Fair Housing Futures

Funding at a glance

Programme: Transforming the Private Rented Sector
Amount: £1,193,797
Approved: 2016
Timescale: Up to five years
Status: Funding in progress

A place-based collaborative programme to innovate and improve upon services and interventions in Greater Manchester’s private rented sector, finding system-wide solutions to transform renting for vulnerable tenants.


Why are we funding this project

The private rented sector needs to undergo significant changes to make it a place where people can truly feel happy and settled in their homes. Landlords and tenants are at the heart of the private rented sector, but tenants’ experiences have often been overlooked. Working collaboratively with many stakeholders, Fair Housing Futures is finding system-wide solutions to transform private renting for vulnerable tenants in Greater Manchester.

Strategic purpose

  • Tenants will have a stronger voice in debates on the private rented sector and housing.
  • To build more robust evidence of the solutions to address the issues of cost, quality, security and access in the private rented sector and ensuring it is available and used to inform policy and practice.

Project description

Central to the approach being taken by Fair Housing Futures is the focus on collaborative working.
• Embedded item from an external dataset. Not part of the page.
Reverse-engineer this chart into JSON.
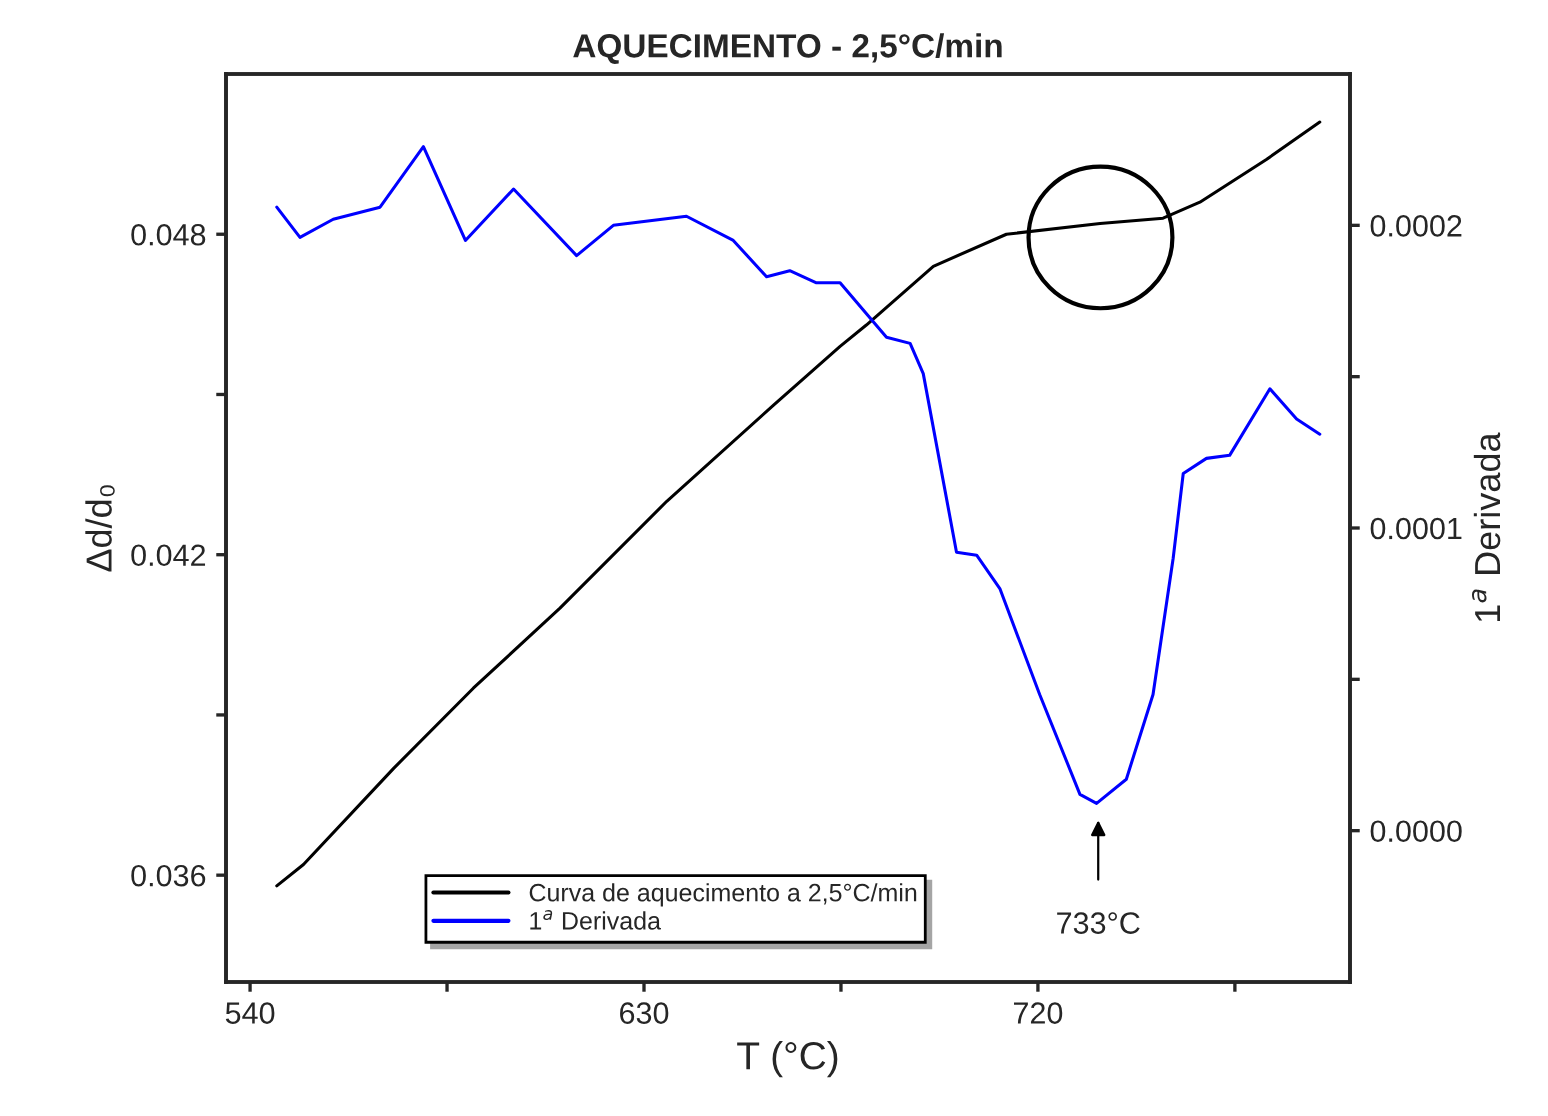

The project is bringing together a wide range of stakeholders to find ways to make the private rented sector deliver decent and affordable housing. The project will also maximise the opportunities presented by the metro mayoral political system for influencing local and, in time, national changes to policy and practice.
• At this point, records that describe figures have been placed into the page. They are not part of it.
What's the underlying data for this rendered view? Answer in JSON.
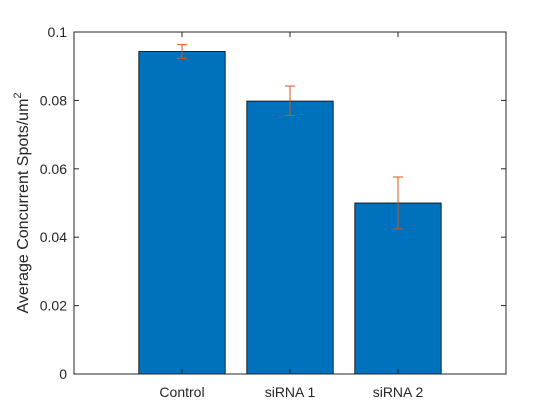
{
  "chart_data": {
    "type": "bar",
    "title": "",
    "xlabel": "",
    "ylabel": "Average Concurrent Spots/um",
    "ylabel_superscript": "2",
    "categories": [
      "Control",
      "siRNA 1",
      "siRNA 2"
    ],
    "values": [
      0.0943,
      0.0798,
      0.05
    ],
    "error_bars": [
      {
        "lower": 0.0923,
        "upper": 0.0963
      },
      {
        "lower": 0.0756,
        "upper": 0.0842
      },
      {
        "lower": 0.0424,
        "upper": 0.0576
      }
    ],
    "ylim": [
      0,
      0.1
    ],
    "yticks": [
      "0",
      "0.02",
      "0.04",
      "0.06",
      "0.08",
      "0.1"
    ],
    "ytick_values": [
      0,
      0.02,
      0.04,
      0.06,
      0.08,
      0.1
    ],
    "grid": false,
    "legend": "none",
    "bar_color": "#0072BD",
    "errorbar_color": "#D95319",
    "axis_color": "#262626"
  }
}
Until now, tenants’ voices have been conspicuously absent from debates about improving the private rented sector. Fair Housing Futures is working to redress the balance of power so that tenants are routinely included in debates about changes to the private rented sector.
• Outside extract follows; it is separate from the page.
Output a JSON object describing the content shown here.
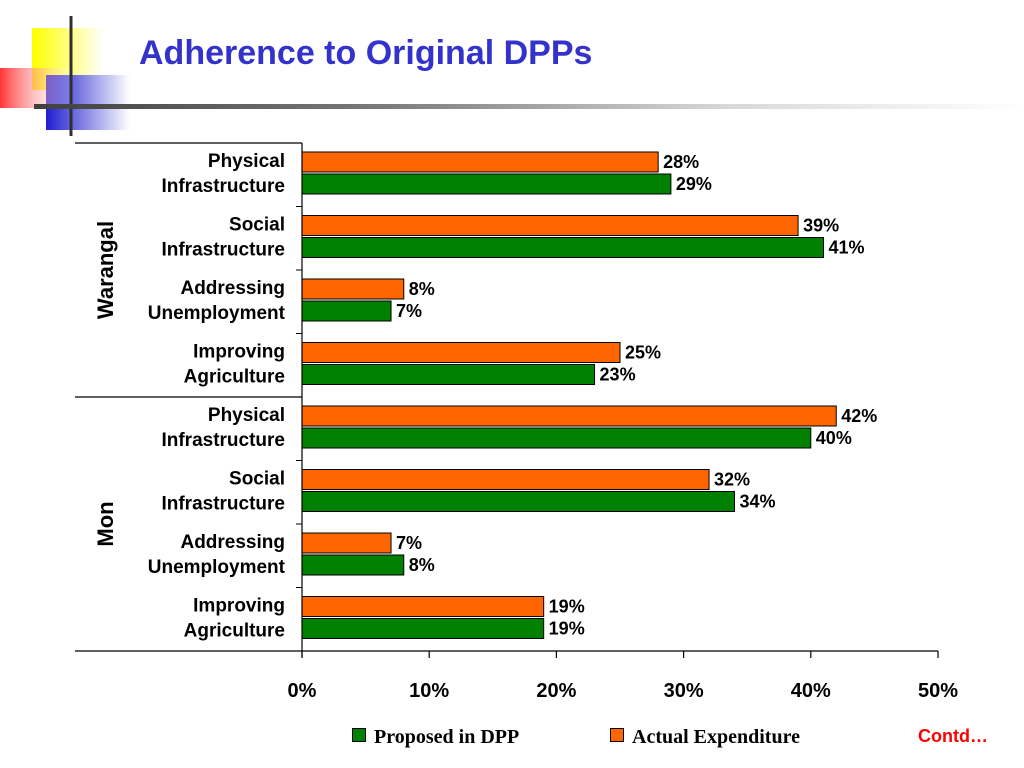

The project will innovate and improve upon services and interventions. Ideas for solutions have been explored through a £600,000 test and learn grants programme to find out what works in Greater Manchester and what could be applied elsewhere. The projects funded through this test and learn programme were announced in February 2020 and are:

  • The Bond Board’s private rented sector navigators
    The Bond Board’s private rented sector navigators will do outreach work with letting agents to prevent homelessness by dealing with welfare benefit queries and reducing rent arrears. Training will also be given to letting agents about Universal Credit, to help remove the barriers often experienced when vulnerable people need toto rent properties.
  • Salford City Council’s private rented sector Tenancy Support Officer
    A partnership model between social housing providers and private rented sector landlords will enable the private rented sector to benefit from the expertise of those providing social homes.
  • Wigan Council’s Tenant Champion
    A new tenants’ champion will work to tackle concerns about poor property management standards, whilst building relationships between landlords and tenants, to create an engaged and supportive community.
  • Justlife’s Outreach/Landlord Liaison Officer
    This project will improve the experiences of those living in the 50 unsupported temporary accommodation properties identified across Greater Manchester. Justlife will provide information and support to both landlords and tenants.
  • Acorn’s Renters Voice Manchester
    This builds on Acorn’s work as a community union, to help it grow and build capacity. Acorn will be listening to and representing vulnerable tenants across Greater Manchester.

To deliver Fair Housing Futures, a project manager reports to the partnership board, which includes representatives from the mayoral combined authority, housing providers, local authorities, charities, landlords, relevant agencies and, most importantly, existing private sector tenants and those with lived experience of the private rented sector. The project manager is hosted by Shelter Greater Manchester.

This work was initiated by the Nationwide Foundation and is the first place-based funding approach for us.

The work began in autumn 2017 and is expected to continue for up to five years.